No polo oposto situa-se o homicídio voluntário, sendo que os dados indicam que, em média, cerca de 98% chega à fase de julgamento, 75% dos arguidos são condenados e para 90% é decretada pena de prisão efetiva.
Em termos de estimativas, por cada 100 homicídios voluntários registados pelos OPC, em 74 haverá uma condenação e em 66 a condenação será a pena de prisão efetiva; ao nível do abuso sexual de crianças, em cada 100 casos registados pelos OPC, em 27 haverá condenação e em 8 uma pena de prisão efetiva; no âmbito do roubo, por cada 100 casos registados pelos OPC, em 9 haverá uma condenação e em 3 uma pena de prisão efetiva; e, finalmente, na violência doméstica, por cada 1000 (mil) registos dos OPC, em 64 casos haverá condenação e em 4 casos a aplicação da pena de prisão efetiva (ou, em cada 100 registos haverá 6 condenações e menos do que uma condenação a pena prisão efetiva).
Para além da revisão do conceito “estatisticamente oficial” ao nível da criminalidade violenta (o qual poderia passar também a ter validação do Conselho Superior de Estatística), da introdução de metodologias de avaliação da severidade criminal, da pertinência de se introduzir uma análise mais detalhada ao nível dos crimes de homicídio registados (ex.: através da utilização de um instrumento de recolha de dados específico ao nível dos OPC e da realização de um relatório anual autónomo para esta realidade), seria desejável que o Estado prestasse mais atenção a este domínio e dispusesse de uma entidade/observatório/estrutura, entre as atuais ou através de uma nova, que se encarregasse deste tipo de análises de forma estruturada e mais regular.
Tal como referido por Cusson (2007), só através do conhecimento é possível evitar a criminalidade, evidenciando-se assim a sua importância na definição de políticas públicas de segurança que visem prevenir a criminalidade e regular a ordem social.
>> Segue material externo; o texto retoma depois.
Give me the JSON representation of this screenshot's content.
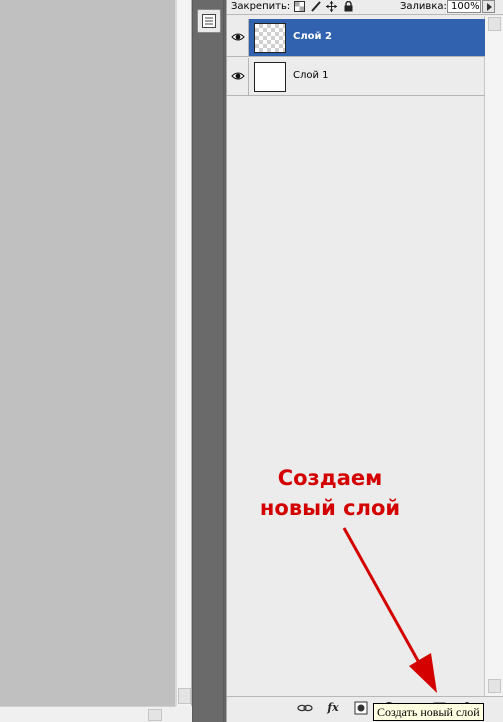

Conforme salientado por Lourenço (2012), políticas públicas de segurança interna adequadas passam pelo reconhecimento da legitimidade da ação policial, a promoção da confiança nas polícias, pelo aumento da eficiência das ações policiais, pela diminuição do sentimento de insegurança e do medo do crime e ainda pelo aumento da eficiência da Justiça, contribuindo para aumentar a confiança neste Sistema e diminuindo a perceção de impunidade.